Qui però ci si scontra con i veti della parte imprenditoriale. La Confindustria non vuole sentir parlare di limitazioni sui contratti a tempo determinato, né di aumento del loro costo. L’ipotesi iniziale Fornero era di portare il carico fiscale-contributivo su questi contratti al 45% , ma sembra ormai tramontata. Si parla di lasciare invariato il costo per i primi tre anni, aumentandolo solo se c’è un rinnovo ulteriore, ma di poco, al massimo qualche decimale: praticamente non cambierebbe nulla. Sugli altri contratti atipici, poi, c’è la rivolta delle associazioni imprenditoriali in cui pesano di più le piccole imprese, che sono quelle che ne fanno un uso maggiore.
Il rebus delle risorse.Se queste misure riguarderebbero soprattutto i giovani, c’è invece una proposta Cisl per chi è più avanti con l’età: il part-time in uscita, applicabile negli ultimi 5 anni di lavoro o dopo i 60 anni. “Certo – osserva Giorgio Santini, segretario generale aggiunto Cisl – ci sarebbe una riduzione di salario, ma la nostra proposta prevede contributi figurativi in modo da evitare ripercussioni negative sulla pensione”.
Il problema vero, alla fine, è quello delle risorse, sul quale infatti la trattativa era entrata in stand-by.
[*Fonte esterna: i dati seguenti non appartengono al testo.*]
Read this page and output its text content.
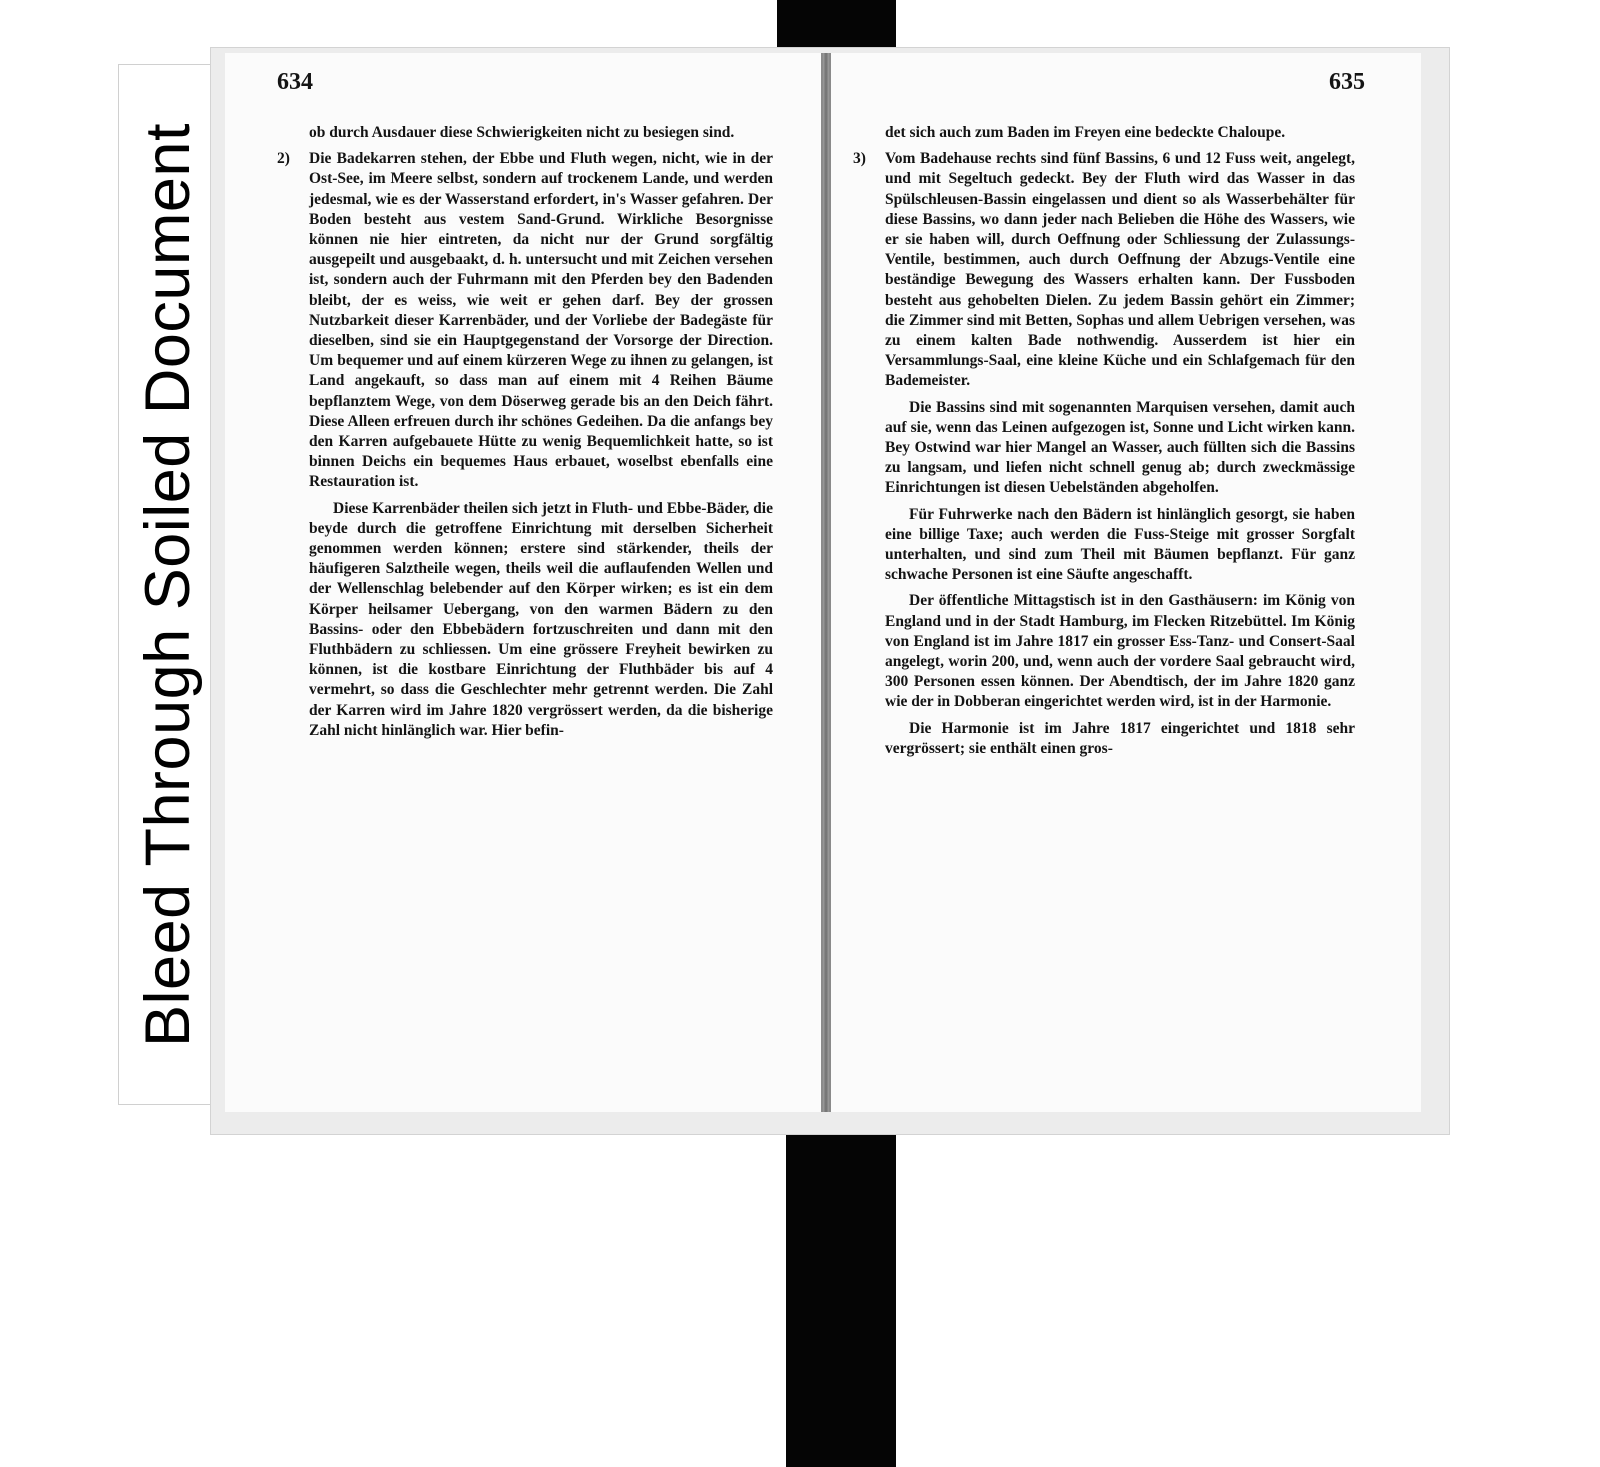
Bleed Through Soiled Document
634

ob durch Ausdauer diese Schwierigkeiten nicht zu besiegen sind.

2) Die Badekarren stehen, der Ebbe und Fluth wegen, nicht, wie in der Ost-See, im Meere selbst, sondern auf trockenem Lande, und werden jedesmal, wie es der Wasserstand erfordert, in's Wasser gefahren. Der Boden besteht aus vestem Sand-Grund. Wirkliche Besorgnisse können nie hier eintreten, da nicht nur der Grund sorgfältig ausgepeilt und ausgebaakt, d. h. untersucht und mit Zeichen versehen ist, sondern auch der Fuhrmann mit den Pferden bey den Badenden bleibt, der es weiss, wie weit er gehen darf. Bey der grossen Nutzbarkeit dieser Karrenbäder, und der Vorliebe der Badegäste für dieselben, sind sie ein Hauptgegenstand der Vorsorge der Direction. Um bequemer und auf einem kürzeren Wege zu ihnen zu gelangen, ist Land angekauft, so dass man auf einem mit 4 Reihen Bäume bepflanztem Wege, von dem Döserweg gerade bis an den Deich fährt. Diese Alleen erfreuen durch ihr schönes Gedeihen. Da die anfangs bey den Karren aufgebauete Hütte zu wenig Bequemlichkeit hatte, so ist binnen Deichs ein bequemes Haus erbauet, woselbst ebenfalls eine Restauration ist.

Diese Karrenbäder theilen sich jetzt in Fluth- und Ebbe-Bäder, die beyde durch die getroffene Einrichtung mit derselben Sicherheit genommen werden können; erstere sind stärkender, theils der häufigeren Salztheile wegen, theils weil die auflaufenden Wellen und der Wellenschlag belebender auf den Körper wirken; es ist ein dem Körper heilsamer Uebergang, von den warmen Bädern zu den Bassins- oder den Ebbebädern fortzuschreiten und dann mit den Fluthbädern zu schliessen. Um eine grössere Freyheit bewirken zu können, ist die kostbare Einrichtung der Fluthbäder bis auf 4 vermehrt, so dass die Geschlechter mehr getrennt werden. Die Zahl der Karren wird im Jahre 1820 vergrössert werden, da die bisherige Zahl nicht hinlänglich war. Hier befin-

635

det sich auch zum Baden im Freyen eine bedeckte Chaloupe.

3) Vom Badehause rechts sind fünf Bassins, 6 und 12 Fuss weit, angelegt, und mit Segeltuch gedeckt. Bey der Fluth wird das Wasser in das Spülschleusen-Bassin eingelassen und dient so als Wasserbehälter für diese Bassins, wo dann jeder nach Belieben die Höhe des Wassers, wie er sie haben will, durch Oeffnung oder Schliessung der Zulassungs-Ventile, bestimmen, auch durch Oeffnung der Abzugs-Ventile eine beständige Bewegung des Wassers erhalten kann. Der Fussboden besteht aus gehobelten Dielen. Zu jedem Bassin gehört ein Zimmer; die Zimmer sind mit Betten, Sophas und allem Uebrigen versehen, was zu einem kalten Bade nothwendig. Ausserdem ist hier ein Versammlungs-Saal, eine kleine Küche und ein Schlafgemach für den Bademeister.

Die Bassins sind mit sogenannten Marquisen versehen, damit auch auf sie, wenn das Leinen aufgezogen ist, Sonne und Licht wirken kann. Bey Ostwind war hier Mangel an Wasser, auch füllten sich die Bassins zu langsam, und liefen nicht schnell genug ab; durch zweckmässige Einrichtungen ist diesen Uebelständen abgeholfen.

Für Fuhrwerke nach den Bädern ist hinlänglich gesorgt, sie haben eine billige Taxe; auch werden die Fuss-Steige mit grosser Sorgfalt unterhalten, und sind zum Theil mit Bäumen bepflanzt. Für ganz schwache Personen ist eine Säufte angeschafft.

Der öffentliche Mittagstisch ist in den Gasthäusern: im König von England und in der Stadt Hamburg, im Flecken Ritzebüttel. Im König von England ist im Jahre 1817 ein grosser Ess-Tanz- und Consert-Saal angelegt, worin 200, und, wenn auch der vordere Saal gebraucht wird, 300 Personen essen können. Der Abendtisch, der im Jahre 1820 ganz wie der in Dobberan eingerichtet werden wird, ist in der Harmonie.

Die Harmonie ist im Jahre 1817 eingerichtet und 1818 sehr vergrössert; sie enthält einen gros-
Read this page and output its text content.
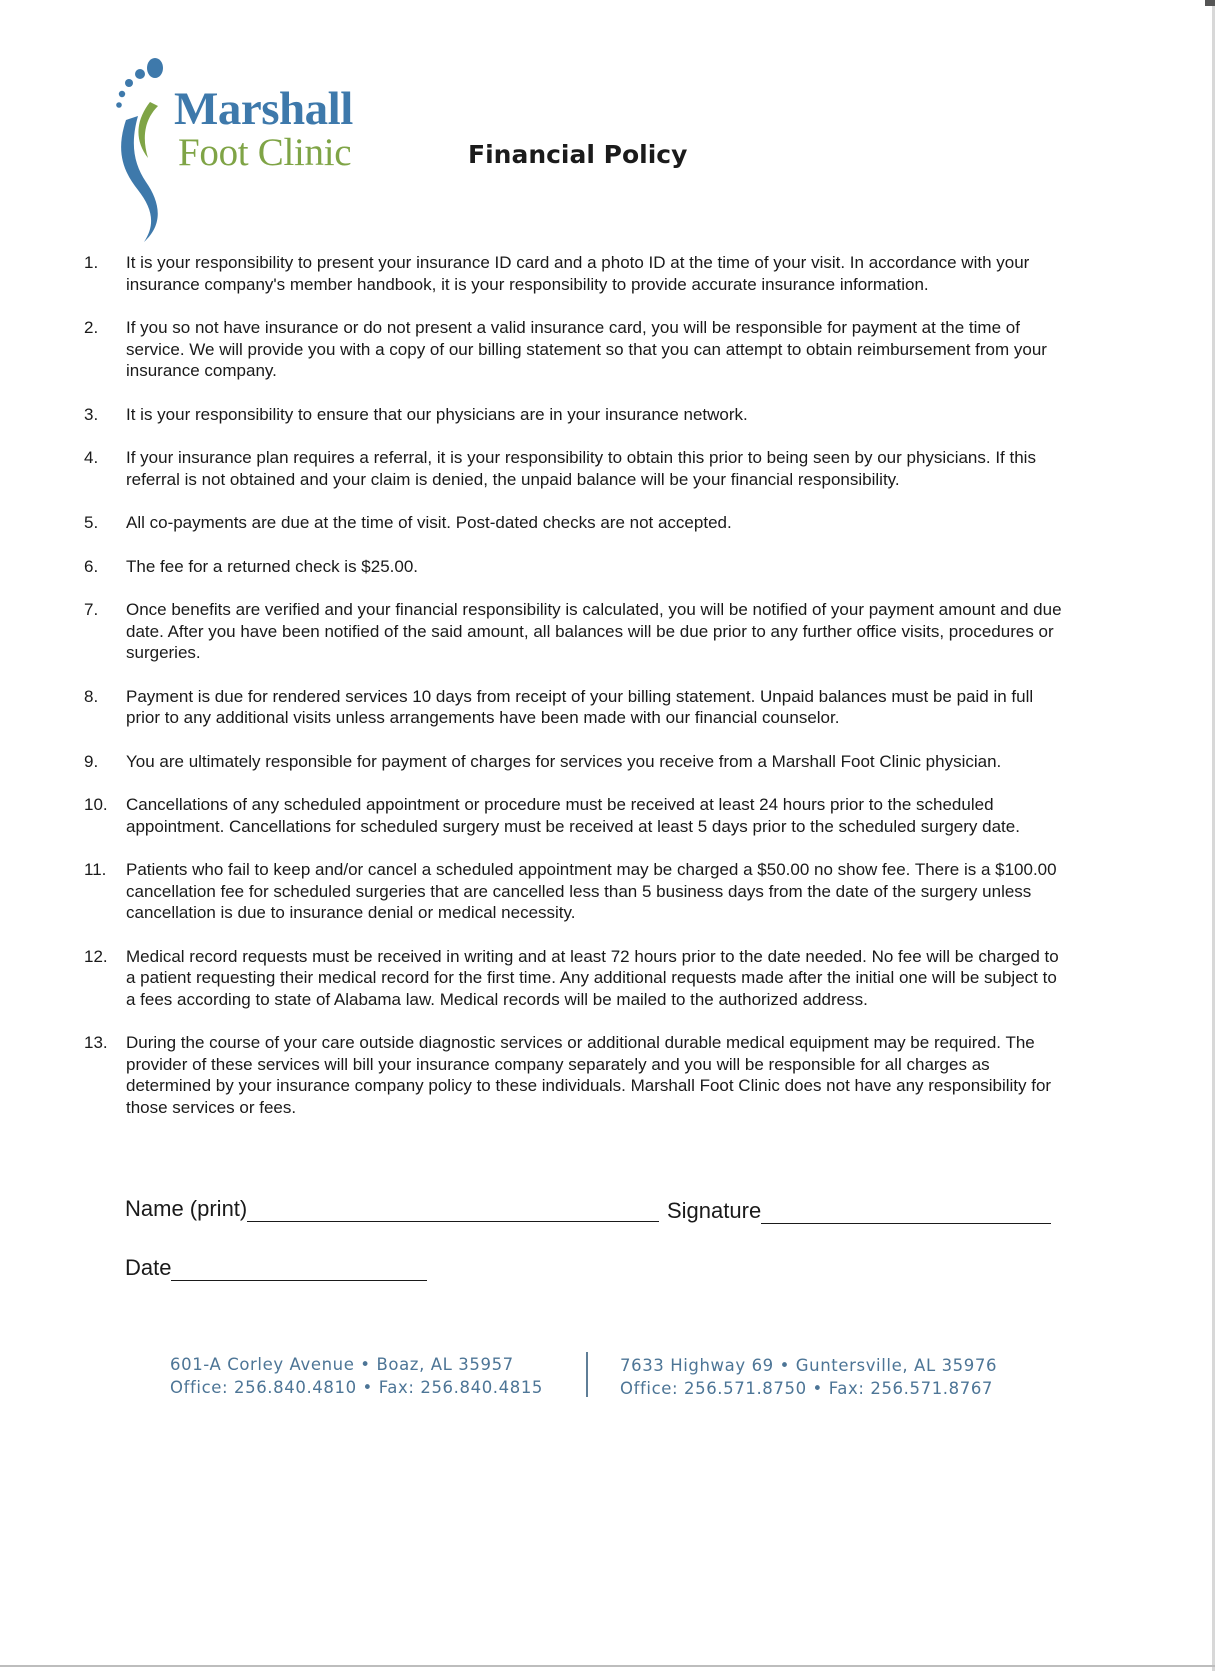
Marshall
Foot Clinic	Financial Policy
1.	It is your responsibility to present your insurance ID card and a photo ID at the time of your visit. In accordance with your insurance company's member handbook, it is your responsibility to provide accurate insurance information.
2.	If you so not have insurance or do not present a valid insurance card, you will be responsible for payment at the time of service. We will provide you with a copy of our billing statement so that you can attempt to obtain reimbursement from your insurance company.
3.	It is your responsibility to ensure that our physicians are in your insurance network.
4.	If your insurance plan requires a referral, it is your responsibility to obtain this prior to being seen by our physicians. If this referral is not obtained and your claim is denied, the unpaid balance will be your financial responsibility.
5.	All co-payments are due at the time of visit. Post-dated checks are not accepted.
6.	The fee for a returned check is $25.00.
7.	Once benefits are verified and your financial responsibility is calculated, you will be notified of your payment amount and due date. After you have been notified of the said amount, all balances will be due prior to any further office visits, procedures or surgeries.
8.	Payment is due for rendered services 10 days from receipt of your billing statement. Unpaid balances must be paid in full prior to any additional visits unless arrangements have been made with our financial counselor.
9.	You are ultimately responsible for payment of charges for services you receive from a Marshall Foot Clinic physician.
10.	Cancellations of any scheduled appointment or procedure must be received at least 24 hours prior to the scheduled appointment. Cancellations for scheduled surgery must be received at least 5 days prior to the scheduled surgery date.
11.	Patients who fail to keep and/or cancel a scheduled appointment may be charged a $50.00 no show fee. There is a $100.00 cancellation fee for scheduled surgeries that are cancelled less than 5 business days from the date of the surgery unless cancellation is due to insurance denial or medical necessity.
12.	Medical record requests must be received in writing and at least 72 hours prior to the date needed. No fee will be charged to a patient requesting their medical record for the first time. Any additional requests made after the initial one will be subject to a fees according to state of Alabama law. Medical records will be mailed to the authorized address.
13.	During the course of your care outside diagnostic services or additional durable medical equipment may be required. The provider of these services will bill your insurance company separately and you will be responsible for all charges as determined by your insurance company policy to these individuals. Marshall Foot Clinic does not have any responsibility for those services or fees.
Name (print)	Signature
Date
601-A Corley Avenue • Boaz, AL 35957
Office: 256.840.4810 • Fax: 256.840.4815
7633 Highway 69 • Guntersville, AL 35976
Office: 256.571.8750 • Fax: 256.571.8767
Gli attuali ammortizzatori, finanziati dalle imprese (non tutte) e dai lavoratori, costano 8 miliardi e mezzo. Susanna Camusso ha affermato che per dar vita a un sistema di protezione universale come quello ipotizzato si dovrebbe arrivare a 15. Nessuno sa dove si possa trovare una cifra del genere, ma è chiaro che per poter proseguire la trattativa il governo non potrà cavarsela con qualche centinaio di milioni. Anche perché il futuro prossimo dell’occupazione continua ad essere nero.